On November 29, 2006, he was signed by the Oakland Raiders to their practice squad and would become the team's long snapper the next year.

Condo was an exclusive rights free agent in 2008, but the Raiders re-signed him. On October 19, in a game against the New York Jets, the Raiders were forced to punt on a 3 and out. Condo directly snapped the ball to outside linebacker Jon Alston, who ran it for 22 yards on a fake punt play. He was added to the Pro Bowl for 2010 after kicker Sebastian Janikowski made 33 field goals and punter Shane Lechler posted a 47.0 average.

On July 27, 2011, the Oakland Raiders re-signed Condo to a three-year deal. He was again selected to play in the 2012 Pro Bowl. He joined teammates punter Shane Lechler, kicker Sebastian Janikowski, and defensive lineman Richard Seymour.

On September 10, 2012, Condo left a game against the San Diego Chargers with a concussion. In his absence, the backup long snapper, Travis Goethel, botched two snaps and had another punt blocked. The Raiders went on to lose the game 22–14, and much of the blame was put on the special teams' miscues.

On August 4, 2013, Condo signed a three-year contract extension with the Oakland Raiders. On December 16, 2015, he was placed on the injured reserve list with a shoulder injury and was replaced with Thomas Gafford.

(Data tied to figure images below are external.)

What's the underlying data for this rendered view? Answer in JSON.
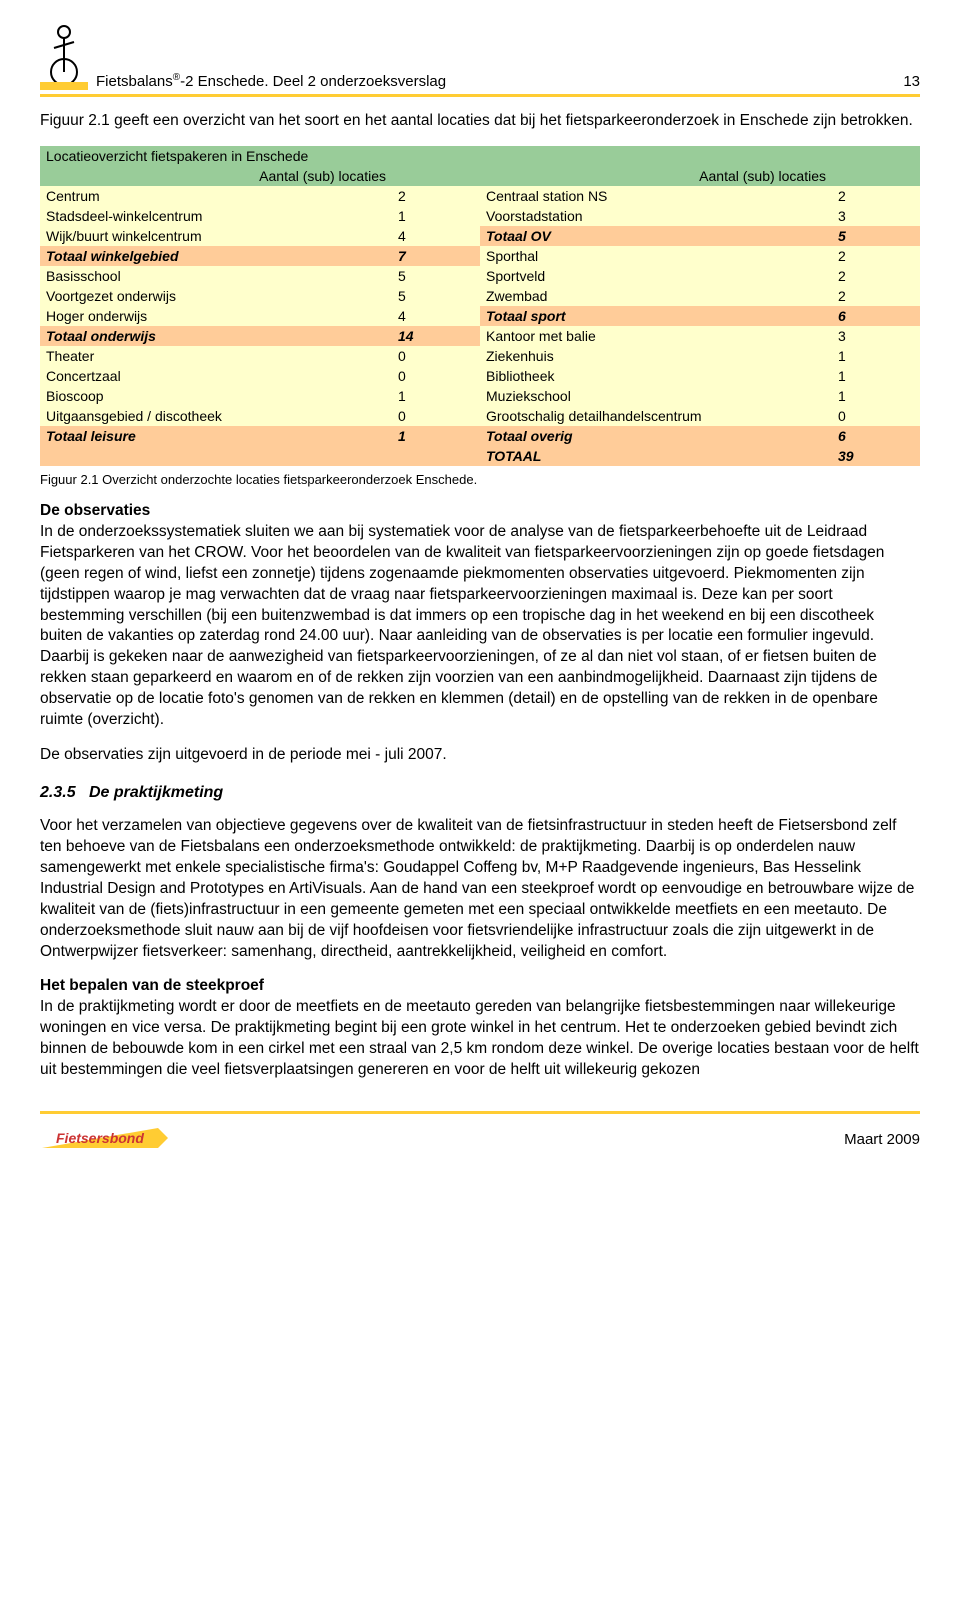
{
  "header": {
    "title_prefix": "Fietsbalans",
    "title_sup": "®",
    "title_rest": "-2 Enschede. Deel 2 onderzoeksverslag",
    "page_number": "13"
  },
  "intro_para": "Figuur 2.1 geeft een overzicht van het soort en het aantal locaties dat bij het fietsparkeeronderzoek in Enschede zijn betrokken.",
  "table": {
    "title": "Locatieoverzicht fietspakeren in Enschede",
    "col_header_left": "Aantal (sub) locaties",
    "col_header_right": "Aantal (sub) locaties",
    "header_bg": "#99cc99",
    "plain_bg": "#ffffcc",
    "bold_bg": "#ffcc99",
    "rows": [
      {
        "style": "plain",
        "l": "Centrum",
        "lv": "2",
        "r": "Centraal station NS",
        "rv": "2"
      },
      {
        "style": "plain",
        "l": "Stadsdeel-winkelcentrum",
        "lv": "1",
        "r": "Voorstadstation",
        "rv": "3"
      },
      {
        "style": "mixed",
        "l": "Wijk/buurt winkelcentrum",
        "lv": "4",
        "r": "Totaal OV",
        "rv": "5",
        "rbold": true
      },
      {
        "style": "mixed",
        "l": "Totaal winkelgebied",
        "lv": "7",
        "r": "Sporthal",
        "rv": "2",
        "lbold": true
      },
      {
        "style": "plain",
        "l": "Basisschool",
        "lv": "5",
        "r": "Sportveld",
        "rv": "2"
      },
      {
        "style": "plain",
        "l": "Voortgezet onderwijs",
        "lv": "5",
        "r": "Zwembad",
        "rv": "2"
      },
      {
        "style": "mixed",
        "l": "Hoger onderwijs",
        "lv": "4",
        "r": "Totaal sport",
        "rv": "6",
        "rbold": true
      },
      {
        "style": "mixed",
        "l": "Totaal onderwijs",
        "lv": "14",
        "r": "Kantoor met balie",
        "rv": "3",
        "lbold": true
      },
      {
        "style": "plain",
        "l": "Theater",
        "lv": "0",
        "r": "Ziekenhuis",
        "rv": "1"
      },
      {
        "style": "plain",
        "l": "Concertzaal",
        "lv": "0",
        "r": "Bibliotheek",
        "rv": "1"
      },
      {
        "style": "plain",
        "l": "Bioscoop",
        "lv": "1",
        "r": "Muziekschool",
        "rv": "1"
      },
      {
        "style": "plain",
        "l": "Uitgaansgebied / discotheek",
        "lv": "0",
        "r": "Grootschalig detailhandelscentrum",
        "rv": "0"
      },
      {
        "style": "bold",
        "l": "Totaal leisure",
        "lv": "1",
        "r": "Totaal overig",
        "rv": "6"
      },
      {
        "style": "bold",
        "l": "",
        "lv": "",
        "r": "TOTAAL",
        "rv": "39"
      }
    ]
  },
  "caption": "Figuur 2.1 Overzicht onderzochte locaties fietsparkeeronderzoek Enschede.",
  "obs_heading": "De observaties",
  "obs_text": "In de onderzoekssystematiek sluiten we aan bij systematiek voor de analyse van de fietsparkeerbehoefte uit de Leidraad Fietsparkeren van het CROW. Voor het beoordelen van de kwaliteit van fietsparkeervoorzieningen zijn op goede fietsdagen (geen regen of wind, liefst een zonnetje) tijdens zogenaamde piekmomenten observaties uitgevoerd. Piekmomenten zijn tijdstippen waarop je mag verwachten dat de vraag naar fietsparkeervoorzieningen maximaal is. Deze kan per soort bestemming verschillen (bij een buitenzwembad is dat immers op een tropische dag in het weekend en bij een discotheek buiten de vakanties op zaterdag rond 24.00 uur). Naar aanleiding van de observaties is per locatie een formulier ingevuld. Daarbij is gekeken naar de aanwezigheid van fietsparkeervoorzieningen, of ze al dan niet vol staan, of er fietsen buiten de rekken staan geparkeerd en waarom en of de rekken zijn voorzien van een aanbindmogelijkheid. Daarnaast zijn tijdens de observatie op de locatie foto's genomen van de rekken en klemmen (detail) en de opstelling van de rekken in de openbare ruimte (overzicht).",
  "obs_period": "De observaties zijn uitgevoerd in de periode mei - juli 2007.",
  "section_num": "2.3.5",
  "section_title": "De praktijkmeting",
  "prak_text": "Voor het verzamelen van objectieve gegevens over de kwaliteit van de fietsinfrastructuur in steden heeft de Fietsersbond zelf ten behoeve van de Fietsbalans een onderzoeksmethode ontwikkeld: de praktijkmeting. Daarbij is op onderdelen nauw samengewerkt met enkele specialistische firma's: Goudappel Coffeng bv, M+P Raadgevende ingenieurs, Bas Hesselink Industrial Design and Prototypes en ArtiVisuals. Aan de hand van een steekproef wordt op eenvoudige en betrouwbare wijze de kwaliteit van de (fiets)infrastructuur in een gemeente gemeten met een speciaal ontwikkelde meetfiets en een meetauto. De onderzoeksmethode sluit nauw aan bij de vijf hoofdeisen voor fietsvriendelijke infrastructuur zoals die zijn uitgewerkt in de Ontwerpwijzer fietsverkeer: samenhang, directheid, aantrekkelijkheid, veiligheid en comfort.",
  "steek_heading": "Het bepalen van de steekproef",
  "steek_text": "In de praktijkmeting wordt er door de meetfiets en de meetauto gereden van belangrijke fietsbestemmingen naar willekeurige woningen en vice versa. De praktijkmeting begint bij een grote winkel in het centrum. Het te onderzoeken gebied bevindt zich binnen de bebouwde kom in een cirkel met een straal van 2,5 km rondom deze winkel. De overige locaties bestaan voor de helft uit bestemmingen die veel fietsverplaatsingen genereren en voor de helft uit willekeurig gekozen",
  "footer": {
    "brand": "Fietsersbond",
    "date": "Maart 2009"
  },
  "colors": {
    "accent": "#ffcc33",
    "logo_red": "#cc3333",
    "logo_yellow": "#ffcc33"
  }
}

On March 20, 2017, he was re-signed by the Raiders. On March 14, 2018, Condo was not re-signed by the Raiders, and became a free agent.

===Atlanta Falcons===
On December 4, 2018, Condo was signed by the Atlanta Falcons to replace and injured Josh Harris. He appeared in the final four games and was not re-signed at the end of the season.

===San Francisco 49ers===
On September 17, 2019, Condo was signed by the San Francisco 49ers to replace a struggling Colin Holba. He announced his retirement on September 23, after one game played with the team, and was placed on the reserve/retired list. He was replaced with Garrison Sanborn.